Montana has a rule that ballot initiatives cannot combine more than one amendment into a single ballot question. The rule is designed to prevent “logrolling,” i.e., packing multiple issues into one initiative so the voters cannot vote on particular questions but instead must accept or reject the entire package. When abortion proponents pursued an initiative to amend the Montana Constitution to add a “right to abortion,” state Attorney General (AG) Austin Knudsen’s office reviewed the proposal and declared it “legally insufficient” because it “logrolls multiple distinct political choices into a single initiative in violation” of the state constitution.

Proponents of the ballot– Montanans Securing Reproductive Rights – and Dr. Samuel Dickman, the Chief Medical Officer of Planned Parenthood of Montana, sued directly in the Supreme Court of Montana, disputing the Montana AG’s conclusion. The Supreme Court of Montana ordered a response.

The ACLJ then teamed up with SBA Pro-Life America and the Montana Family Foundation to file an amicus brief in the case. The state Supreme Court approved our request and gave us until Feb. 9 to file. We filed our joint brief on that due date.
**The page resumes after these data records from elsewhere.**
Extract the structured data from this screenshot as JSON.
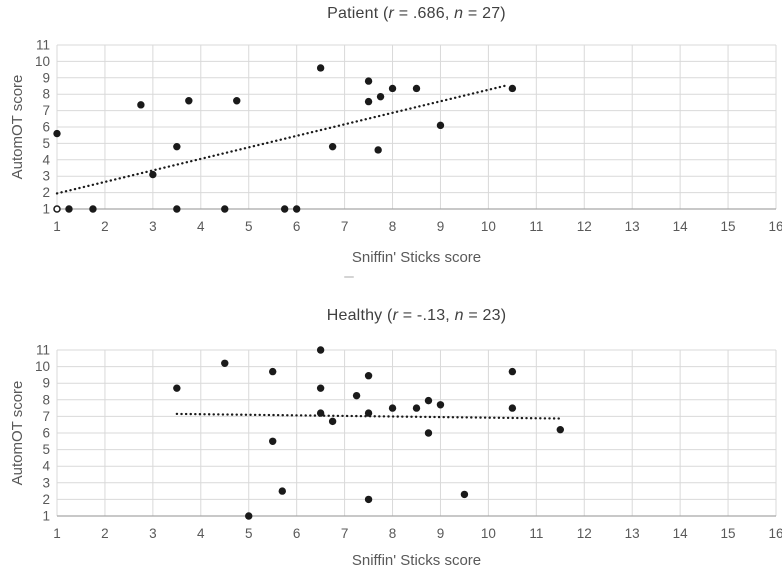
{
  "figure": {
    "background": "#ffffff",
    "marker_color": "#1a1a1a",
    "grid_color": "#d9d9d9",
    "axis_color": "#a6a6a6",
    "tick_color": "#595959",
    "title_color": "#404040"
  },
  "chart_data": [
    {
      "type": "scatter",
      "group": "Patient",
      "title": "Patient (r = .686, n = 27)",
      "title_parts": [
        "Patient (",
        "r",
        " = .686, ",
        "n",
        " = 27)"
      ],
      "r": ".686",
      "n": 27,
      "xlabel": "Sniffin' Sticks score",
      "ylabel": "AutomOT score",
      "xlim": [
        1,
        16
      ],
      "ylim": [
        1,
        11
      ],
      "x_ticks": [
        1,
        2,
        3,
        4,
        5,
        6,
        7,
        8,
        9,
        10,
        11,
        12,
        13,
        14,
        15,
        16
      ],
      "y_ticks": [
        1,
        2,
        3,
        4,
        5,
        6,
        7,
        8,
        9,
        10,
        11
      ],
      "grid": true,
      "legend": false,
      "points": [
        [
          1,
          5.6
        ],
        [
          1.25,
          1
        ],
        [
          1.75,
          1
        ],
        [
          2.75,
          7.35
        ],
        [
          3,
          3.1
        ],
        [
          3.5,
          4.8
        ],
        [
          3.5,
          1
        ],
        [
          3.75,
          7.6
        ],
        [
          4.5,
          1
        ],
        [
          4.75,
          7.6
        ],
        [
          5.75,
          1
        ],
        [
          6,
          1
        ],
        [
          6.5,
          9.6
        ],
        [
          6.75,
          4.8
        ],
        [
          7.5,
          8.8
        ],
        [
          7.5,
          7.55
        ],
        [
          7.7,
          4.6
        ],
        [
          7.75,
          7.85
        ],
        [
          8,
          8.35
        ],
        [
          8.5,
          8.35
        ],
        [
          9,
          6.1
        ],
        [
          10.5,
          8.35
        ]
      ],
      "open_points": [
        [
          1,
          1
        ]
      ],
      "trendline": {
        "style": "dotted",
        "x1": 1,
        "y1": 1.95,
        "x2": 10.4,
        "y2": 8.55
      }
    },
    {
      "type": "scatter",
      "group": "Healthy",
      "title": "Healthy (r = -.13, n = 23)",
      "title_parts": [
        "Healthy (",
        "r",
        " = -.13, ",
        "n",
        " = 23)"
      ],
      "r": "-.13",
      "n": 23,
      "xlabel": "Sniffin' Sticks score",
      "ylabel": "AutomOT score",
      "xlim": [
        1,
        16
      ],
      "ylim": [
        1,
        11
      ],
      "x_ticks": [
        1,
        2,
        3,
        4,
        5,
        6,
        7,
        8,
        9,
        10,
        11,
        12,
        13,
        14,
        15,
        16
      ],
      "y_ticks": [
        1,
        2,
        3,
        4,
        5,
        6,
        7,
        8,
        9,
        10,
        11
      ],
      "grid": true,
      "legend": false,
      "points": [
        [
          3.5,
          8.7
        ],
        [
          4.5,
          10.2
        ],
        [
          5,
          1
        ],
        [
          5.5,
          9.7
        ],
        [
          5.5,
          5.5
        ],
        [
          5.7,
          2.5
        ],
        [
          6.5,
          11
        ],
        [
          6.5,
          8.7
        ],
        [
          6.5,
          7.2
        ],
        [
          6.75,
          6.7
        ],
        [
          7.25,
          8.25
        ],
        [
          7.5,
          9.45
        ],
        [
          7.5,
          7.2
        ],
        [
          7.5,
          2
        ],
        [
          8,
          7.5
        ],
        [
          8.5,
          7.5
        ],
        [
          8.75,
          7.95
        ],
        [
          8.75,
          6
        ],
        [
          9,
          7.7
        ],
        [
          9.5,
          2.3
        ],
        [
          10.5,
          9.7
        ],
        [
          10.5,
          7.5
        ],
        [
          11.5,
          6.2
        ]
      ],
      "open_points": [],
      "trendline": {
        "style": "dotted",
        "x1": 3.5,
        "y1": 7.15,
        "x2": 11.55,
        "y2": 6.87
      }
    }
  ]
}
Our brief challenges the proposed abortion amendment as “misleading” and “confusing.” For an especially egregious example, we explain:

[T]he initiative purports to allow the state to “regulate” late-term abortions, i.e., after viability. But this “exception” appears to be quite deceptive. The text creates a massive loophole: abortions done “in the good faith judgment of a treating health care professional” – i.e., the abortionist – “to protect the . . . health of the pregnant patient.” For the abortion lobby, health is a universal justification for abortion. E.g., Jennifer Wright, “Every Abortion Is A Medically Essential Abortion,” Refinery29 (Mar. 25, 2020); Ana Cristina González Vélez, “‘The health exception’: a means of expanding access to legal abortion,” 20 Repro. Health Matters 22 (2012). Thus, a restriction with a “health” exception is really no restriction at all.
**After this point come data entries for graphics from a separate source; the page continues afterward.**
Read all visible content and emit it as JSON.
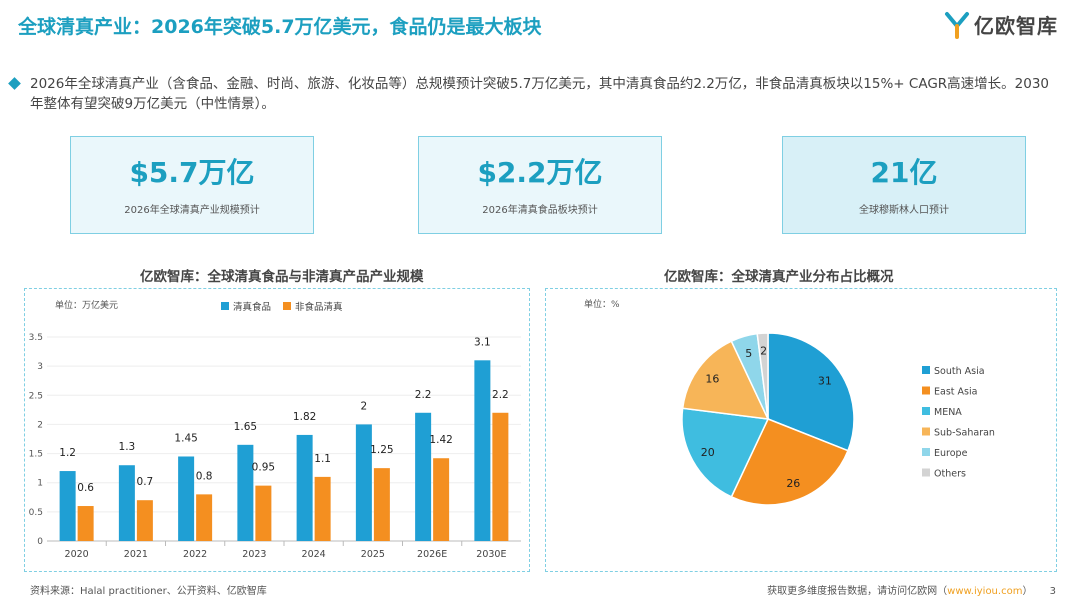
{
  "header": {
    "title": "全球清真产业：2026年突破5.7万亿美元，食品仍是最大板块",
    "logo_text": "亿欧智库"
  },
  "summary_text": "2026年全球清真产业（含食品、金融、时尚、旅游、化妆品等）总规模预计突破5.7万亿美元，其中清真食品约2.2万亿，非食品清真板块以15%+ CAGR高速增长。2030年整体有望突破9万亿美元（中性情景）。",
  "kpis": [
    {
      "value": "$5.7万亿",
      "label": "2026年全球清真产业规模预计"
    },
    {
      "value": "$2.2万亿",
      "label": "2026年清真食品板块预计"
    },
    {
      "value": "21亿",
      "label": "全球穆斯林人口预计"
    }
  ],
  "colors": {
    "accent": "#1c9fc0",
    "bar1": "#1f9fd4",
    "bar2": "#f48f20"
  },
  "chart_data": [
    {
      "type": "bar",
      "title": "亿欧智库：全球清真食品与非清真产品产业规模",
      "unit": "单位：万亿美元",
      "categories": [
        "2020",
        "2021",
        "2022",
        "2023",
        "2024",
        "2025",
        "2026E",
        "2030E"
      ],
      "series": [
        {
          "name": "清真食品",
          "color": "#1f9fd4",
          "values": [
            1.2,
            1.3,
            1.45,
            1.65,
            1.82,
            2,
            2.2,
            3.1
          ]
        },
        {
          "name": "非食品清真",
          "color": "#f48f20",
          "values": [
            0.6,
            0.7,
            0.8,
            0.95,
            1.1,
            1.25,
            1.42,
            2.2
          ]
        }
      ],
      "yticks": [
        "0",
        "0.5",
        "1",
        "1.5",
        "2",
        "2.5",
        "3",
        "3.5"
      ],
      "ylim": [
        0,
        3.5
      ],
      "legend": "top"
    },
    {
      "type": "pie",
      "title": "亿欧智库：全球清真产业分布占比概况",
      "unit": "单位：%",
      "slices": [
        {
          "label": "South Asia",
          "value": 31,
          "color": "#1f9fd4"
        },
        {
          "label": "East Asia",
          "value": 26,
          "color": "#f48f20"
        },
        {
          "label": "MENA",
          "value": 20,
          "color": "#3fbde0"
        },
        {
          "label": "Sub-Saharan",
          "value": 16,
          "color": "#f7b558"
        },
        {
          "label": "Europe",
          "value": 5,
          "color": "#8fd6ea"
        },
        {
          "label": "Others",
          "value": 2,
          "color": "#d3d3d3"
        }
      ],
      "legend": "right"
    }
  ],
  "footer": {
    "source": "资料来源：Halal practitioner、公开资料、亿欧智库",
    "cta_prefix": "获取更多维度报告数据，请访问亿欧网（",
    "cta_link": "www.iyiou.com",
    "cta_suffix": "）",
    "page": "3"
  }
}
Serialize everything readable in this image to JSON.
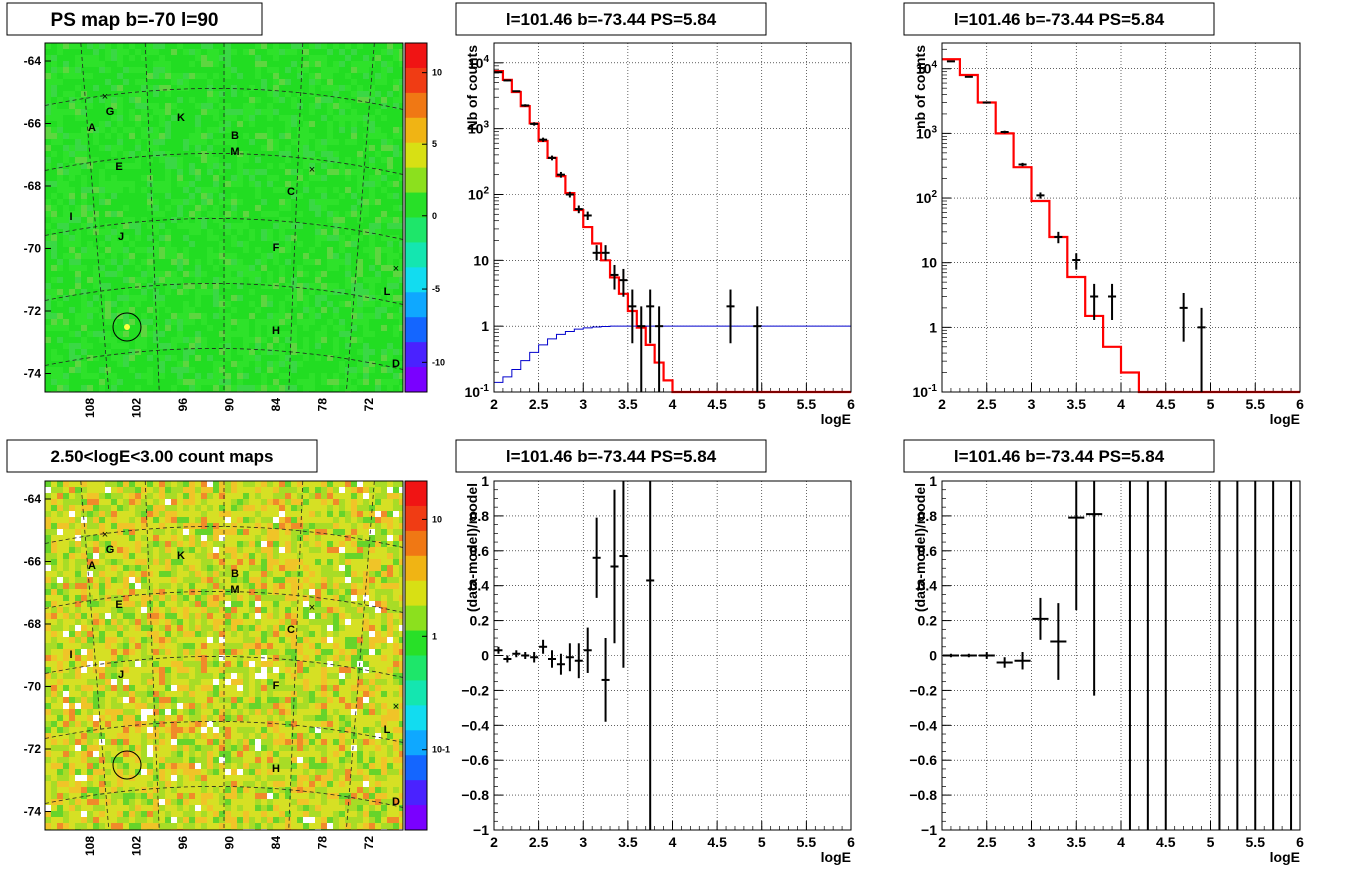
{
  "colors": {
    "map_green": "#22dd22",
    "map_yellow_green": "#c8e62a",
    "model_red": "#ff0000",
    "model_blue": "#0000cc",
    "data_black": "#000000",
    "grid": "#000000"
  },
  "panels": {
    "ps_map": {
      "title": "PS map b=-70 l=90",
      "y_ticks": [
        "-64",
        "-66",
        "-68",
        "-70",
        "-72",
        "-74"
      ],
      "x_ticks": [
        "108",
        "102",
        "96",
        "90",
        "84",
        "78",
        "72"
      ],
      "colorbar_ticks": [
        "10",
        "5",
        "0",
        "-5",
        "-10"
      ],
      "labels": [
        "A",
        "B",
        "C",
        "D",
        "E",
        "F",
        "G",
        "H",
        "I",
        "J",
        "K",
        "L",
        "M"
      ]
    },
    "count_map": {
      "title": "2.50<logE<3.00 count maps",
      "y_ticks": [
        "-64",
        "-66",
        "-68",
        "-70",
        "-72",
        "-74"
      ],
      "x_ticks": [
        "108",
        "102",
        "96",
        "90",
        "84",
        "78",
        "72"
      ],
      "colorbar_ticks": [
        "10",
        "1",
        "10-1"
      ],
      "labels": [
        "A",
        "B",
        "C",
        "D",
        "E",
        "F",
        "G",
        "H",
        "I",
        "J",
        "K",
        "L",
        "M"
      ]
    }
  },
  "chart_data": [
    {
      "id": "spectrum_fine",
      "type": "line",
      "title": "l=101.46 b=-73.44 PS=5.84",
      "xlabel": "logE",
      "ylabel": "Nb of counts",
      "xlim": [
        2,
        6
      ],
      "ylim": [
        0.1,
        20000
      ],
      "yscale": "log",
      "grid": true,
      "x_ticks": [
        "2",
        "2.5",
        "3",
        "3.5",
        "4",
        "4.5",
        "5",
        "5.5",
        "6"
      ],
      "y_ticks": [
        "10^-1",
        "1",
        "10",
        "10^2",
        "10^3",
        "10^4"
      ],
      "series": [
        {
          "role": "model-red",
          "type": "step",
          "bin_width": 0.1,
          "x": [
            2.0,
            2.1,
            2.2,
            2.3,
            2.4,
            2.5,
            2.6,
            2.7,
            2.8,
            2.9,
            3.0,
            3.1,
            3.2,
            3.3,
            3.4,
            3.5,
            3.6,
            3.7,
            3.8,
            3.9,
            4.0,
            4.1
          ],
          "y": [
            7500,
            5500,
            3600,
            2200,
            1200,
            650,
            360,
            190,
            105,
            58,
            32,
            18,
            10,
            5.5,
            3.1,
            1.7,
            0.95,
            0.52,
            0.28,
            0.15,
            0.1,
            0.1
          ]
        },
        {
          "role": "model-blue",
          "type": "step",
          "bin_width": 0.1,
          "x": [
            2.0,
            2.1,
            2.2,
            2.3,
            2.4,
            2.5,
            2.6,
            2.7,
            2.8,
            2.9,
            3.0,
            3.1,
            3.2,
            3.3,
            3.4,
            3.5,
            3.6,
            3.7,
            3.8,
            3.9,
            4.0
          ],
          "y": [
            0.14,
            0.17,
            0.22,
            0.3,
            0.4,
            0.52,
            0.64,
            0.75,
            0.83,
            0.9,
            0.94,
            0.97,
            0.99,
            1.0,
            1.0,
            1.0,
            1.0,
            1.0,
            1.0,
            1.0,
            1.0
          ]
        },
        {
          "role": "data",
          "type": "errorbar",
          "points": [
            {
              "x": 2.05,
              "y": 7200,
              "lo": 7000,
              "hi": 7400
            },
            {
              "x": 2.15,
              "y": 5400,
              "lo": 5250,
              "hi": 5550
            },
            {
              "x": 2.25,
              "y": 3700,
              "lo": 3600,
              "hi": 3800
            },
            {
              "x": 2.35,
              "y": 2250,
              "lo": 2150,
              "hi": 2350
            },
            {
              "x": 2.45,
              "y": 1180,
              "lo": 1110,
              "hi": 1250
            },
            {
              "x": 2.55,
              "y": 680,
              "lo": 630,
              "hi": 730
            },
            {
              "x": 2.65,
              "y": 360,
              "lo": 330,
              "hi": 390
            },
            {
              "x": 2.75,
              "y": 200,
              "lo": 180,
              "hi": 220
            },
            {
              "x": 2.85,
              "y": 100,
              "lo": 90,
              "hi": 110
            },
            {
              "x": 2.95,
              "y": 60,
              "lo": 52,
              "hi": 68
            },
            {
              "x": 3.05,
              "y": 48,
              "lo": 41,
              "hi": 55
            },
            {
              "x": 3.15,
              "y": 13,
              "lo": 10,
              "hi": 17
            },
            {
              "x": 3.25,
              "y": 13,
              "lo": 10,
              "hi": 17
            },
            {
              "x": 3.35,
              "y": 6,
              "lo": 3.6,
              "hi": 8.5
            },
            {
              "x": 3.45,
              "y": 5,
              "lo": 2.8,
              "hi": 7.4
            },
            {
              "x": 3.55,
              "y": 2,
              "lo": 0.55,
              "hi": 3.6
            },
            {
              "x": 3.65,
              "y": 1,
              "lo": 0.1,
              "hi": 2
            },
            {
              "x": 3.75,
              "y": 2,
              "lo": 0.55,
              "hi": 3.6
            },
            {
              "x": 3.85,
              "y": 1,
              "lo": 0.1,
              "hi": 2
            },
            {
              "x": 4.65,
              "y": 2,
              "lo": 0.55,
              "hi": 3.6
            },
            {
              "x": 4.95,
              "y": 1,
              "lo": 0.1,
              "hi": 2
            }
          ]
        }
      ]
    },
    {
      "id": "spectrum_coarse",
      "type": "line",
      "title": "l=101.46 b=-73.44 PS=5.84",
      "xlabel": "logE",
      "ylabel": "nb of counts",
      "xlim": [
        2,
        6
      ],
      "ylim": [
        0.1,
        25000
      ],
      "yscale": "log",
      "grid": true,
      "x_ticks": [
        "2",
        "2.5",
        "3",
        "3.5",
        "4",
        "4.5",
        "5",
        "5.5",
        "6"
      ],
      "y_ticks": [
        "10^-1",
        "1",
        "10",
        "10^2",
        "10^3",
        "10^4"
      ],
      "series": [
        {
          "role": "model-red",
          "type": "step",
          "bin_width": 0.2,
          "x": [
            2.0,
            2.2,
            2.4,
            2.6,
            2.8,
            3.0,
            3.2,
            3.4,
            3.6,
            3.8,
            4.0,
            4.2
          ],
          "y": [
            14000,
            8000,
            3000,
            1000,
            300,
            90,
            25,
            6,
            1.5,
            0.5,
            0.2,
            0.1
          ]
        },
        {
          "role": "data",
          "type": "errorbar",
          "points": [
            {
              "x": 2.1,
              "y": 13000,
              "lo": 12800,
              "hi": 13200
            },
            {
              "x": 2.3,
              "y": 7500,
              "lo": 7350,
              "hi": 7650
            },
            {
              "x": 2.5,
              "y": 3000,
              "lo": 2900,
              "hi": 3100
            },
            {
              "x": 2.7,
              "y": 1050,
              "lo": 1000,
              "hi": 1100
            },
            {
              "x": 2.9,
              "y": 330,
              "lo": 310,
              "hi": 350
            },
            {
              "x": 3.1,
              "y": 110,
              "lo": 98,
              "hi": 122
            },
            {
              "x": 3.3,
              "y": 25,
              "lo": 20,
              "hi": 30
            },
            {
              "x": 3.5,
              "y": 11,
              "lo": 7.8,
              "hi": 14
            },
            {
              "x": 3.7,
              "y": 3,
              "lo": 1.3,
              "hi": 4.7
            },
            {
              "x": 3.9,
              "y": 3,
              "lo": 1.3,
              "hi": 4.7
            },
            {
              "x": 4.7,
              "y": 2,
              "lo": 0.6,
              "hi": 3.4
            },
            {
              "x": 4.9,
              "y": 1,
              "lo": 0.1,
              "hi": 2
            }
          ]
        }
      ]
    },
    {
      "id": "residual_fine",
      "type": "scatter",
      "title": "l=101.46 b=-73.44 PS=5.84",
      "xlabel": "logE",
      "ylabel": "(data-model)/model",
      "xlim": [
        2,
        6
      ],
      "ylim": [
        -1,
        1
      ],
      "grid": true,
      "x_ticks": [
        "2",
        "2.5",
        "3",
        "3.5",
        "4",
        "4.5",
        "5",
        "5.5",
        "6"
      ],
      "y_ticks": [
        "1",
        "0.8",
        "0.6",
        "0.4",
        "0.2",
        "0",
        "-0.2",
        "-0.4",
        "-0.6",
        "-0.8",
        "-1"
      ],
      "series": [
        {
          "role": "data",
          "type": "errorbar",
          "bin_width": 0.1,
          "points": [
            {
              "x": 2.05,
              "y": 0.03,
              "lo": 0.01,
              "hi": 0.05
            },
            {
              "x": 2.15,
              "y": -0.02,
              "lo": -0.04,
              "hi": 0.0
            },
            {
              "x": 2.25,
              "y": 0.01,
              "lo": -0.01,
              "hi": 0.03
            },
            {
              "x": 2.35,
              "y": 0.0,
              "lo": -0.02,
              "hi": 0.02
            },
            {
              "x": 2.45,
              "y": -0.01,
              "lo": -0.04,
              "hi": 0.02
            },
            {
              "x": 2.55,
              "y": 0.05,
              "lo": 0.01,
              "hi": 0.09
            },
            {
              "x": 2.65,
              "y": -0.02,
              "lo": -0.07,
              "hi": 0.03
            },
            {
              "x": 2.75,
              "y": -0.05,
              "lo": -0.11,
              "hi": 0.01
            },
            {
              "x": 2.85,
              "y": -0.01,
              "lo": -0.09,
              "hi": 0.07
            },
            {
              "x": 2.95,
              "y": -0.03,
              "lo": -0.13,
              "hi": 0.07
            },
            {
              "x": 3.05,
              "y": 0.03,
              "lo": -0.1,
              "hi": 0.16
            },
            {
              "x": 3.15,
              "y": 0.56,
              "lo": 0.33,
              "hi": 0.79
            },
            {
              "x": 3.25,
              "y": -0.14,
              "lo": -0.38,
              "hi": 0.1
            },
            {
              "x": 3.35,
              "y": 0.51,
              "lo": 0.07,
              "hi": 0.95
            },
            {
              "x": 3.45,
              "y": 0.57,
              "lo": -0.07,
              "hi": 1.0
            },
            {
              "x": 3.75,
              "y": 0.43,
              "lo": -1.0,
              "hi": 1.0
            }
          ]
        }
      ]
    },
    {
      "id": "residual_coarse",
      "type": "scatter",
      "title": "l=101.46 b=-73.44 PS=5.84",
      "xlabel": "logE",
      "ylabel": "(data-model)/model",
      "xlim": [
        2,
        6
      ],
      "ylim": [
        -1,
        1
      ],
      "grid": true,
      "x_ticks": [
        "2",
        "2.5",
        "3",
        "3.5",
        "4",
        "4.5",
        "5",
        "5.5",
        "6"
      ],
      "y_ticks": [
        "1",
        "0.8",
        "0.6",
        "0.4",
        "0.2",
        "0",
        "-0.2",
        "-0.4",
        "-0.6",
        "-0.8",
        "-1"
      ],
      "series": [
        {
          "role": "data",
          "type": "errorbar",
          "bin_width": 0.2,
          "points": [
            {
              "x": 2.1,
              "y": 0.0,
              "lo": -0.01,
              "hi": 0.01
            },
            {
              "x": 2.3,
              "y": 0.0,
              "lo": -0.01,
              "hi": 0.01
            },
            {
              "x": 2.5,
              "y": 0.0,
              "lo": -0.02,
              "hi": 0.02
            },
            {
              "x": 2.7,
              "y": -0.04,
              "lo": -0.07,
              "hi": -0.01
            },
            {
              "x": 2.9,
              "y": -0.03,
              "lo": -0.08,
              "hi": 0.02
            },
            {
              "x": 3.1,
              "y": 0.21,
              "lo": 0.09,
              "hi": 0.33
            },
            {
              "x": 3.3,
              "y": 0.08,
              "lo": -0.14,
              "hi": 0.3
            },
            {
              "x": 3.5,
              "y": 0.79,
              "lo": 0.26,
              "hi": 1.0
            },
            {
              "x": 3.7,
              "y": 0.81,
              "lo": -0.23,
              "hi": 1.0
            },
            {
              "x": 4.1,
              "y": null,
              "lo": -1.0,
              "hi": 1.0
            },
            {
              "x": 4.3,
              "y": null,
              "lo": -1.0,
              "hi": 1.0
            },
            {
              "x": 4.5,
              "y": null,
              "lo": -1.0,
              "hi": 1.0
            },
            {
              "x": 5.1,
              "y": null,
              "lo": -1.0,
              "hi": 1.0
            },
            {
              "x": 5.3,
              "y": null,
              "lo": -1.0,
              "hi": 1.0
            },
            {
              "x": 5.5,
              "y": null,
              "lo": -1.0,
              "hi": 1.0
            },
            {
              "x": 5.7,
              "y": null,
              "lo": -1.0,
              "hi": 1.0
            },
            {
              "x": 5.9,
              "y": null,
              "lo": -1.0,
              "hi": 1.0
            }
          ]
        }
      ]
    }
  ]
}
This point bears repetition: “For the abortion lobby, health is a universal justification for abortion” (emphasis added). That is, the abortion industry believes that every abortion is justified by “health” concerns. (This also fits with the false claim by abortion supporters that abortion is safer than childbirth, a claim we have already refuted, most recently in one of the amicus briefs we filed in Dobbs.) A health exception is, therefore, equivalent to adding “not!” at the end of any limit on abortion.
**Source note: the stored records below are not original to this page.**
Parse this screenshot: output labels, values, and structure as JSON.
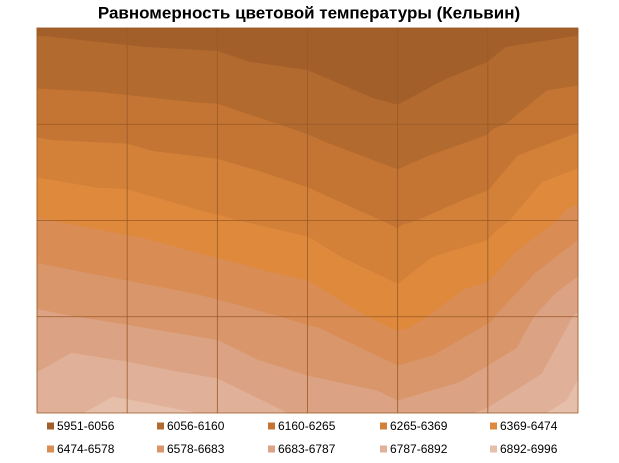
{
  "chart_data": {
    "type": "contour",
    "title": "Равномерность цветовой температуры (Кельвин)",
    "levels": [
      5951,
      6056,
      6160,
      6265,
      6369,
      6474,
      6578,
      6683,
      6787,
      6892,
      6996
    ],
    "z": [
      [
        6040,
        6020,
        6010,
        5990,
        5960,
        6010,
        6040
      ],
      [
        6230,
        6220,
        6200,
        6140,
        6080,
        6140,
        6240
      ],
      [
        6480,
        6440,
        6380,
        6330,
        6250,
        6320,
        6520
      ],
      [
        6700,
        6660,
        6620,
        6560,
        6430,
        6560,
        6800
      ],
      [
        6850,
        6930,
        6880,
        6760,
        6720,
        6800,
        6940
      ]
    ],
    "series": [
      {
        "name": "5951-6056",
        "color": "#a35f2a"
      },
      {
        "name": "6056-6160",
        "color": "#b26a2f"
      },
      {
        "name": "6160-6265",
        "color": "#c47534"
      },
      {
        "name": "6265-6369",
        "color": "#d38038"
      },
      {
        "name": "6369-6474",
        "color": "#df893c"
      },
      {
        "name": "6474-6578",
        "color": "#d98c54"
      },
      {
        "name": "6578-6683",
        "color": "#d9966b"
      },
      {
        "name": "6683-6787",
        "color": "#dba283"
      },
      {
        "name": "6787-6892",
        "color": "#e0b198"
      },
      {
        "name": "6892-6996",
        "color": "#e6bfab"
      }
    ],
    "legend": "bottom"
  }
}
Most people tend to support things that are good for “health.” In the abortion context, voters likely think “health” means protecting women against serious physical maladies. That is how the abortion lobby tricks citizens into supporting abortion on demand – unlimited, anytime, for any reason.

Here at the ACLJ, we believe truth is one of the strongest weapons against abortion. We aim to keep exposing the falsehoods that undergird the abortion movement.